Let's imagine a fictitious future where all job openings had to be filled in no more than 60 days. In this future, if you miss getting someone hired or you wait too long, you lose the position for good and your business has to adapt. What would change?

Those purple squirrels would disappear. Very few companies could fill jobs in a timely manner while also chasing the scant possibility of snatching one of these rare creatures. Even companies with the budgets for it would at least hesitate with that sort of deadline. How would companies adapt to this new reality?

1. They'd better analyze what the job market looks like: One of the hot, ultra-competitive fields for talent is in the engineering field, especially in Silicon Valley. Now, if you're a firm and you understand the competitive landscape, you can better decide on a winning strategy. Your chances of getting top talent across the board is next to nothing but your chances of getting one or two very talented people that you've targeted and laid out compelling offers for is much, much better. You'd spend the rest of your time finding capable, but not top, talent.

2. A better focus on training and retention: In some cases, it will be impossible to find even good matches for all of the positions you need to fill. Sometimes that can be because of location or a labor shortage in the industry itself. Some companies choose to escalate the salary until they start landing the people they need but others are using training programs to supplement their workforce. Keeping existing employees happy and onboard is the cheapest form of hiring. Retention would have to become a huge strategy to avoid hiring.

3. Throw cost-of-hire concerns out the window: If time is everything, the effectiveness of a hiring tool (whether it be a job board, a referral program or even social media recruiting) must reign supreme above its cost. San Francisco State University professor of management Dr. John Sullivan banned cost of hire calculations when he was a chief talent officer because, as he writes, "cost per hire had the negative effect of causing our recruiters to shift their focus toward cost reduction and away from our real job, which was to produce high-performing hires."

4. Recruiting would become a hunting profession again: The term headhunter is a little out of date, not just because of its taboo-sounding name but also because many recruiters don't hunt. They are administrators, project managers or coordinators. They post jobs to job boards, social media sites and then wait for the results to come in. If you only had 60 days to fill a job, you'd want some assurances that your team could do it, even if the application flow wasn't there.

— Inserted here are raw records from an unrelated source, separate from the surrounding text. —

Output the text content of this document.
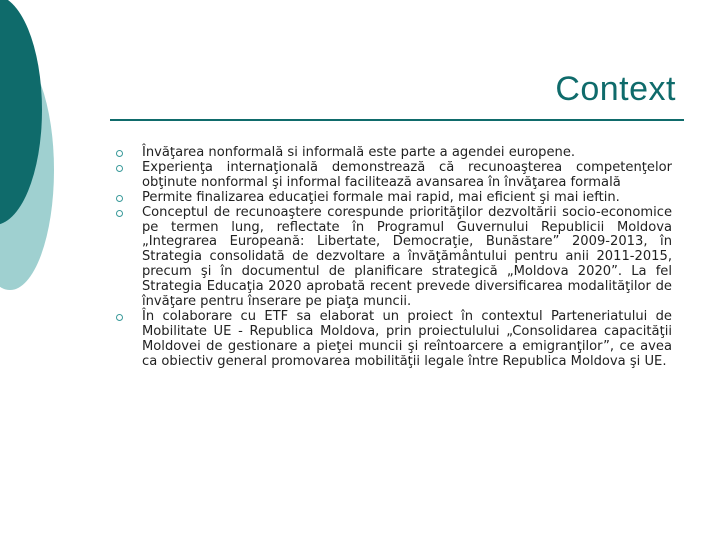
Context

Învăţarea nonformală si informală este parte a agendei europene.

Experienţa internaţională demonstrează că recunoaşterea competenţelor obţinute nonformal şi informal facilitează avansarea în învăţarea formală

Permite finalizarea educaţiei formale mai rapid, mai eficient şi mai ieftin.

Conceptul de recunoaştere corespunde priorităţilor dezvoltării socio-economice pe termen lung, reflectate în Programul Guvernului Republicii Moldova „Integrarea Europeană: Libertate, Democraţie, Bunăstare” 2009-2013, în Strategia consolidată de dezvoltare a învăţământului pentru anii 2011-2015, precum şi în documentul de planificare strategică „Moldova 2020”. La fel Strategia Educaţia 2020 aprobată recent prevede diversificarea modalităţilor de învăţare pentru înserare pe piaţa muncii.

În colaborare cu ETF sa elaborat un proiect în contextul Parteneriatului de Mobilitate UE - Republica Moldova, prin proiectulului „Consolidarea capacităţii Moldovei de gestionare a pieţei muncii şi reîntoarcere a emigranţilor”, ce avea ca obiectiv general promovarea mobilităţii legale între Republica Moldova şi UE.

5. A more honest evaluation of what the organization needs: With a better understanding of the job market and what's available, along with recruiters who are empowered and enabled to find those folks in a timely manner, hiring managers and recruiters will be able to have a really honest discussion about priorities. When you can't float out a job opening forever, it forces all parties to understand the capacity of a recruiting department as well as what are the highest impact positions you should be hiring for.

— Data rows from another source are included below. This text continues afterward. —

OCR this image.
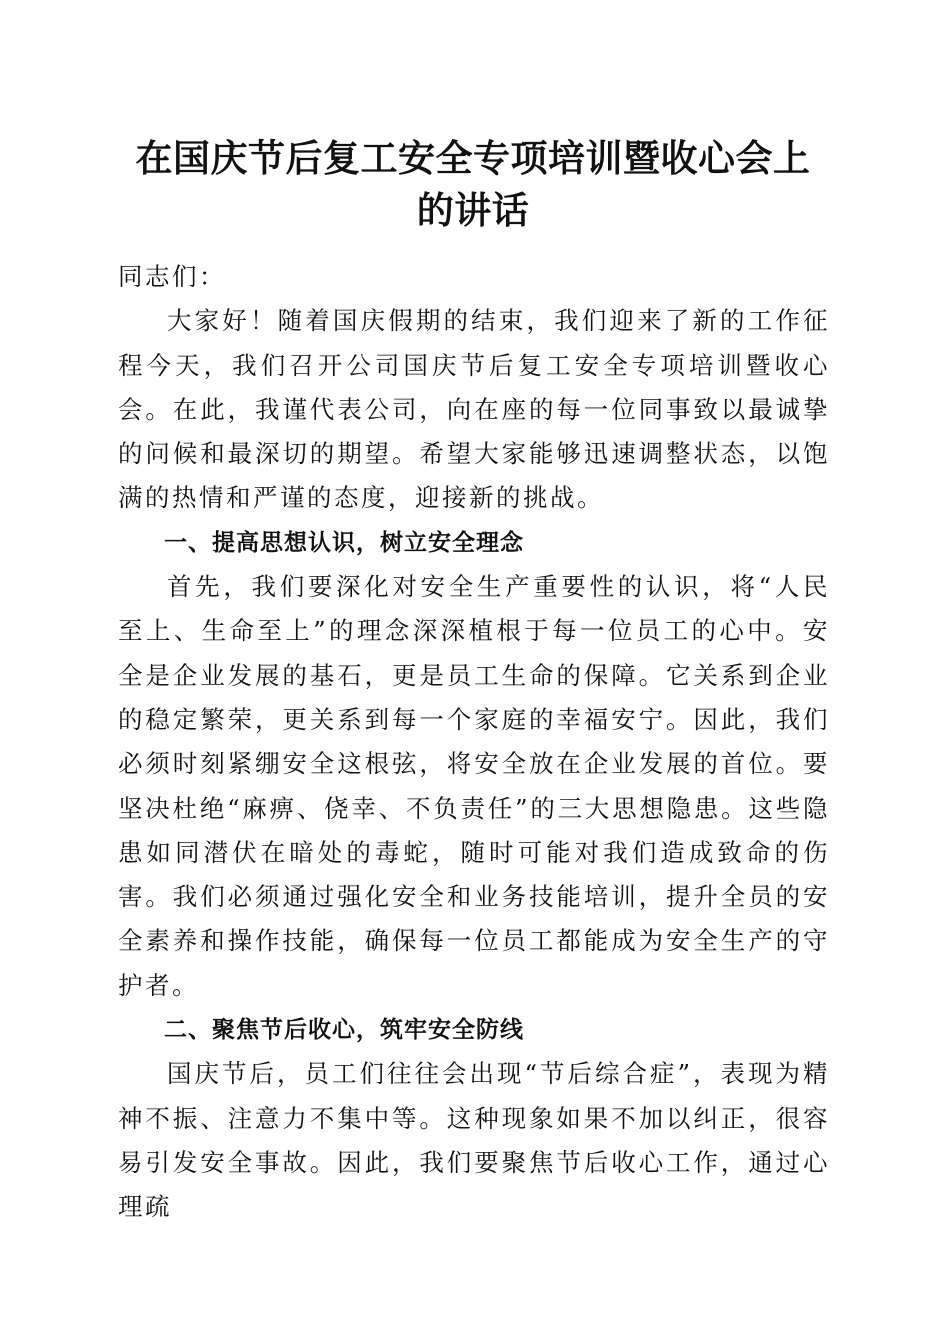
在国庆节后复工安全专项培训暨收心会上的讲话

同志们：

大家好！随着国庆假期的结束，我们迎来了新的工作征程今天，我们召开公司国庆节后复工安全专项培训暨收心会。在此，我谨代表公司，向在座的每一位同事致以最诚挚的问候和最深切的期望。希望大家能够迅速调整状态，以饱满的热情和严谨的态度，迎接新的挑战。

一、提高思想认识，树立安全理念

首先，我们要深化对安全生产重要性的认识，将“人民至上、生命至上”的理念深深植根于每一位员工的心中。安全是企业发展的基石，更是员工生命的保障。它关系到企业的稳定繁荣，更关系到每一个家庭的幸福安宁。因此，我们必须时刻紧绷安全这根弦，将安全放在企业发展的首位。要坚决杜绝“麻痹、侥幸、不负责任”的三大思想隐患。这些隐患如同潜伏在暗处的毒蛇，随时可能对我们造成致命的伤害。我们必须通过强化安全和业务技能培训，提升全员的安全素养和操作技能，确保每一位员工都能成为安全生产的守护者。

二、聚焦节后收心，筑牢安全防线

国庆节后，员工们往往会出现“节后综合症”，表现为精神不振、注意力不集中等。这种现象如果不加以纠正，很容易引发安全事故。因此，我们要聚焦节后收心工作，通过心理疏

This exercise is about is planning and preparing for the best realistic talent acquisition outcomes. Even if you can't live in this ideal, you can better understand your situation to aim for more realistic candidate expectations.

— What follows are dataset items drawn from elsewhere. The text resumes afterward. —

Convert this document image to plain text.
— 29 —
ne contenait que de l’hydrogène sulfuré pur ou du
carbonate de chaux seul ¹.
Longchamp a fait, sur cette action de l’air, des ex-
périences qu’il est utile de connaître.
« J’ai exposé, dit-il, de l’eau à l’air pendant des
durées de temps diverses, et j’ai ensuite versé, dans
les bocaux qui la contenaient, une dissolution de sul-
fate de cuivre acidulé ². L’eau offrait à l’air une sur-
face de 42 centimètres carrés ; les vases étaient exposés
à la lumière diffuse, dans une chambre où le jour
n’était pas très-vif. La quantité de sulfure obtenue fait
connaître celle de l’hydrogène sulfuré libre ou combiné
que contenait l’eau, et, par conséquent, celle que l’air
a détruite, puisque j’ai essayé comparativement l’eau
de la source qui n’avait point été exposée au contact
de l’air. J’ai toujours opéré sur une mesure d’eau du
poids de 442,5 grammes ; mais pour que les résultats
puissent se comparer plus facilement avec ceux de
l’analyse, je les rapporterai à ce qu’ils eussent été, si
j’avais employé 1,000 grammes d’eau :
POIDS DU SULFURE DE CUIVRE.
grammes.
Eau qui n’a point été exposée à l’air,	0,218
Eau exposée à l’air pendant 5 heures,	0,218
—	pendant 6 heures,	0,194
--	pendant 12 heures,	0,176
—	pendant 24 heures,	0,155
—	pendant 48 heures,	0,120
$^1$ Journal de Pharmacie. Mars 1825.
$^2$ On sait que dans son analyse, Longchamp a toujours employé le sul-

I can guarantee that a senior software engineer with seven years of experience in all of your programming languages is not going to walk through your door and say they are willing to work for a salary well below the typical median pay. Purple squirrels aren't measures of success. At the very best, they are a measurement of luck and at the very least, they are the sad result of a poor understanding of the employment market and a company's recruiting capabilities and consequences.

2 comments:

Anonymous said...

Jonathan: Excellent post. I agree...not to mention just about everyone has a different opinion of what perfection actually looks like. It would appear that if we can get back to charecter and competance as well as team building we have a better chance at experiencing professional success.

Jon Low said...

Character and competence summarize it perfectly. Thanks.